Kokoro is an open-weight TTS model with 82 million parameters. Despite its lightweight architecture, it delivers comparable quality to larger models while being significantly faster and more cost-efficient. With Apache-licensed weights, Kokoro can be deployed anywhere from production environments to personal projects.
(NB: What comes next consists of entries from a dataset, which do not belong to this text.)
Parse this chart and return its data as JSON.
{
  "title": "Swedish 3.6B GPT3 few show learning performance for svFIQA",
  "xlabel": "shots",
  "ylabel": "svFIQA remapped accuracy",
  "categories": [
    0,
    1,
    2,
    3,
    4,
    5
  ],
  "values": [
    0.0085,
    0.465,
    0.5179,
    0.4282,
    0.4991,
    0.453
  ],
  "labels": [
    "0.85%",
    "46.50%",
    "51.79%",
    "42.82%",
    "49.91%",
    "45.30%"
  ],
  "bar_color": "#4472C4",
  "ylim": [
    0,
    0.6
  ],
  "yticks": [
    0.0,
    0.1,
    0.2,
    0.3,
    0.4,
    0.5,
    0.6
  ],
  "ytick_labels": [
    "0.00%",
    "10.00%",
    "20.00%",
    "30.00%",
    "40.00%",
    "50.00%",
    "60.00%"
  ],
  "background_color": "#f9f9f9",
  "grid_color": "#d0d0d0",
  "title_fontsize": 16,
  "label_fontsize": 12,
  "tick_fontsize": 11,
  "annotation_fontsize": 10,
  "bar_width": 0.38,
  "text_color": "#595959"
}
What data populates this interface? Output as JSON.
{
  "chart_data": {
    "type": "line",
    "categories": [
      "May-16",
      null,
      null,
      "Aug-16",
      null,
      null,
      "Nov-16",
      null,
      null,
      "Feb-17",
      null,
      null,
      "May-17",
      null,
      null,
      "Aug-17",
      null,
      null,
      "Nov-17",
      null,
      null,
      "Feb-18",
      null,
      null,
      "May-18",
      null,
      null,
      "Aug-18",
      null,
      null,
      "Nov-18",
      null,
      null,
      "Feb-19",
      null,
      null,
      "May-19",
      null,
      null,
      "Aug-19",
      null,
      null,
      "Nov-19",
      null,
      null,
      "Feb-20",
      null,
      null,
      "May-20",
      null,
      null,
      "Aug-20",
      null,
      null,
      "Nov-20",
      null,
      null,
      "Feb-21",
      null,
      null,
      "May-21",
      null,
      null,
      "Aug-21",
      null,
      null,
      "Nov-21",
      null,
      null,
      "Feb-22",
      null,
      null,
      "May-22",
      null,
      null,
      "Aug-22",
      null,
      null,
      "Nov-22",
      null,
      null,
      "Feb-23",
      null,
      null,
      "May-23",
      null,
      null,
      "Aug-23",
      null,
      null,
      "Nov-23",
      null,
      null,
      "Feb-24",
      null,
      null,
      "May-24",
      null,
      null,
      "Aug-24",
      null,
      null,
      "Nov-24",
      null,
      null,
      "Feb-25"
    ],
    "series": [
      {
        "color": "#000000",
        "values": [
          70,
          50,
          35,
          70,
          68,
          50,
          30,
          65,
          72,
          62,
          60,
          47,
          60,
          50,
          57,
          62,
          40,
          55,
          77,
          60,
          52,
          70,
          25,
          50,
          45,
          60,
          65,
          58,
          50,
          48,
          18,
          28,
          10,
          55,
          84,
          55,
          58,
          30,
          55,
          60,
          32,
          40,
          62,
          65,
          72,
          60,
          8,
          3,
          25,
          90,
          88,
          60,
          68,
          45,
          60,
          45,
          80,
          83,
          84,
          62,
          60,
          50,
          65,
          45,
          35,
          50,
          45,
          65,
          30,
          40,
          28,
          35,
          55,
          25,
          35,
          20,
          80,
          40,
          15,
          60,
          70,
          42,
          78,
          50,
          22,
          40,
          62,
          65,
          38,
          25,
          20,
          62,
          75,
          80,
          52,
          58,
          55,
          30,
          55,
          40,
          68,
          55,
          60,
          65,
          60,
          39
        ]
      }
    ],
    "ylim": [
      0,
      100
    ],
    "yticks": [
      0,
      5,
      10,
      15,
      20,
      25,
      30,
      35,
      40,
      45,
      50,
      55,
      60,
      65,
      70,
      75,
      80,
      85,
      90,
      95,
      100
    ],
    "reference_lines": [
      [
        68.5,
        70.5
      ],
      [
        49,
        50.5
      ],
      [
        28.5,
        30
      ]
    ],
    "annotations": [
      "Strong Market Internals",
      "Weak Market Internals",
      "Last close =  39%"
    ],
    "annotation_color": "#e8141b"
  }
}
GitHub: https://github.com/hexgrad/kokoro
Hugging Face: https://hf.co/hexgrad/Kokoro-82M
Demo: https://hf.co/spaces/hexgrad/Kokoro-TTS

Video tutorial

Step 1. Install Miniconda Package

Download Miniconda: https://www.anaconda.com/download/success?reg=skipped

Direct link: https://anaconda.com/api/installers/Miniconda3-latest-Windows-x86_64.exe

Step 2. Install eSpeak NG

The library needs espeak-ng (Required for Windows) for text-to-phoneme conversion. On Windows:

  1. Go to espeak-ng releases
  2. Click on Latest release
  3. Download the appropriate .msi file (e.g., espeak-ng.msi)
  4. Run the downloaded installer
  5. Follow the installation wizard

For detailed Windows configuration, see the official espeak-ng Windows guide

Step 3. Create Conda Environment

Create a conda environment:

name: kokoro
channels:
  - defaults
dependencies:
  - python==3.10
  - pip:
    - kokoro>=0.9.4
    - soundfile
    - misaki[en]

Activate conda environment:

conda env create -f environment.yml
conda activate kokoro

Step 4. Create a Python Script

Create a file named kokoro_test.py:

from kokoro import KPipeline
import soundfile as sf

# Initialize pipeline (American English)
pipeline = KPipeline(lang_code='a')

# Your text
text = "Hello, this is Kokoro text to speech on Windows!"

# Generate audio
generator = pipeline(text, voice='af_heart')

# Save audio files
for i, (gs, ps, audio) in enumerate(generator):
    print(f"Part {i}: {gs}")
    sf.write(f'output_{i}.wav', audio, 24000)

Run it:

python kokoro_test.py

The result will be the audio file output_0.wav